Plus de 5.000 ha réservés au pois chiche

poichichLe gouvernement algérien s’intéresse aux grandes cultures stratégiques qu’il faut développer et en augmenter les étendues. Cette nouvelle politique s’intéresse, selon le directeur des Services agricoles de la wilaya d’Aïn Témouchent, aux légumes secs notamment le pois chiche, le petit pois, le haricot et autres légumes secs. Ce plan devait mettre en oeuvre toute une organisation et une technique de la part des départements centraux du ministère de l’Agriculture. «La wilaya d’Aïn Témouchent, expliquait le DSA, M. Houari Athmane, occupe une place privilégiée dans la pratique des cultures des légumineuses». L’étendue varie d’une saison à une autre mais en moyenne est de l’ordre de 5.000 ha.
La stratégie que veut lancer le gouvernement cible des encouragements à offrir aux agriculteurs notamment aux producteurs de semences. Au ministère de l’Agriculture, des ateliers avaient abordé ce sujet et formulé des propositions d’encouragements. Il est à signaler que Aïn Témouchent avait abrité plusieurs journées d’études et séminaires nationaux au complexe thermal et à l’institut d’agriculture (ITMAS) au cours lesquels des sommités en expertise et des chercheurs avaient débattu la problématique du développement des légumineuses. D’importantes recommandations ont été faites et adressées aux instances habilitées et aux autorités agricoles. La logique veut que les conclusions des rapports qu’ont élaborés les experts et connaisseurs soient traduites par des programmes à lancer selon une méthodologie adoptée et une démarche arrêtée, visant au développement des légumineuses en considérant Aïn Témouchent comme zone pilote.
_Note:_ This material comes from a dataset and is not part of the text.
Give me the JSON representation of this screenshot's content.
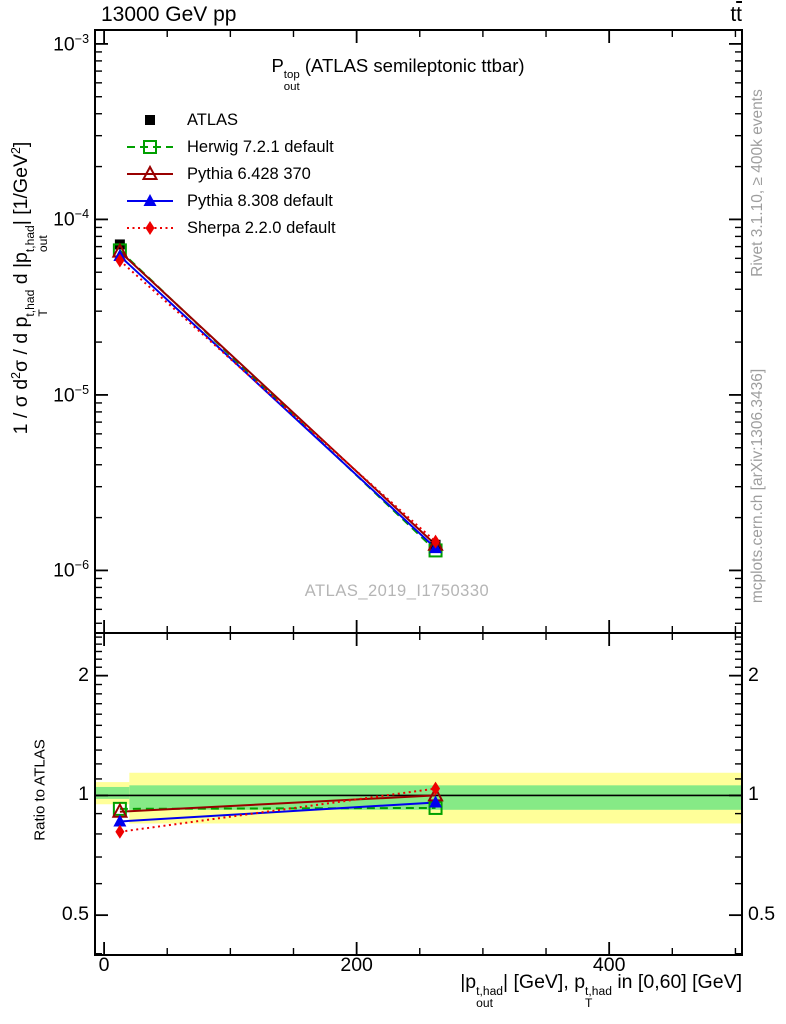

Le grand problème que rencontrent les initiateurs du projet et qui n’a pas fait étalage de manière précise et effective, est celui des semences qu’il faut réhabiliter. Localement, aucune trace des variétés utilisées dans la région n’est disponible et ce volet extrêmement sensible n’est pas inscrit dans les priorités du secteur. Et même s’il a été abordé ce n’est que superficiellement sans atteindre le niveau voulu pour qu’il soit inscrit dans le programme des instituts de recherche agronomique. L’on s’interroge, aujourd’hui, pourquoi le pois chiche, cultivé dans la région, est de qualité médiocre voire déclassée et peu commercialisable, pour la consommation et la semence. Il l’est parce que son calibre ne rentre pas dans la nomenclature européenne de classification. En raison de son prix (40 à 80 DA le kg) le pois chiche d’Aïn Témouchent est utilisé pour la préparation du fameux plat dit «Kalentita».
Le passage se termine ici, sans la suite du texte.